Working with Vero Beach Animal Control Officer Bruce Dangerfield and Vero Beach Police Officer John Grenzenbach, Daniel was able to catch the animal and identify him as a hairless raccoon.
Soon after his capture, Daniel transported the adult male raccoon to the Humane Society. According to Daniel and veterinarian Lyndall Soule, the raccoon is dehydrated but doesn't appear to be sick or have mange and is in otherwise good health.
"He's an absolutely amazing creature," Daniel said of the unusual but frightened animal with big dark eyes. "It's just incredible that he's survived so well."
Upon his arrival at the shelter, Daniel was able to provide the raccoon with food and water.

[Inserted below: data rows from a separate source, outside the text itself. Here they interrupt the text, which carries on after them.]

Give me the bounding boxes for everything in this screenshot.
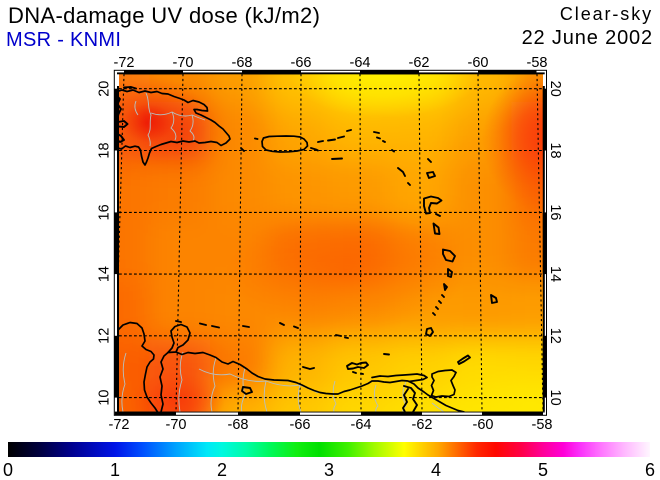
- svg-text:18: 18: [547, 142, 563, 158]
- svg-text:-66: -66: [290, 417, 311, 433]
- svg-text:-68: -68: [232, 55, 253, 71]
- svg-text:16: 16: [547, 204, 563, 220]
- svg-text:-64: -64: [350, 55, 371, 71]
- svg-text:-62: -62: [409, 55, 430, 71]
- svg-text:10: 10: [547, 390, 563, 406]
- svg-text:-66: -66: [291, 55, 312, 71]
- svg-text:20: 20: [547, 81, 563, 97]
- svg-text:10: 10: [97, 390, 113, 406]
- svg-text:-68: -68: [228, 417, 249, 433]
- svg-text:20: 20: [97, 81, 113, 97]
- svg-text:-58: -58: [527, 55, 548, 71]
- svg-text:14: 14: [97, 266, 113, 282]
- svg-text:-60: -60: [473, 417, 494, 433]
- svg-text:12: 12: [547, 328, 563, 344]
- svg-text:12: 12: [97, 328, 113, 344]
- svg-text:-70: -70: [166, 417, 187, 433]
- svg-text:16: 16: [97, 204, 113, 220]
- svg-text:-58: -58: [532, 417, 553, 433]
- svg-text:14: 14: [547, 266, 563, 282]
- svg-text:-60: -60: [468, 55, 489, 71]
- svg-text:-72: -72: [114, 55, 135, 71]
- svg-text:-64: -64: [351, 417, 372, 433]
- svg-text:-62: -62: [412, 417, 433, 433]
- svg-text:18: 18: [97, 142, 113, 158]
- svg-text:-72: -72: [109, 417, 130, 433]
- svg-text:-70: -70: [173, 55, 194, 71]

"He seemed to realize that we were trying to help him," she said.
One of the greatest lessons Daniel hopes people will learn is not to be frightened of the mysterious.
"People may jump to conclusions when they see animals like this raccoon, and may even be frightened," she said.
But Daniel added that careful observation of an animal's body and behavior can often provide a logical explanation.
Florida law mandates that raccoons can only be released in the area where they were found. And because the raccoon was discovered near the heavily trafficked Indian River Boulevard and 17th Street in Vero Beach, The Humane Society did not believe it was appropriate to re-release the raccoon in the area.
Instead, officials from the Busch Wildlife Sanctuary have agreed to take in the animal, according to Daniel.
"We're very, very pleased," she said of the organization helping out. "I hope he lives a normal life."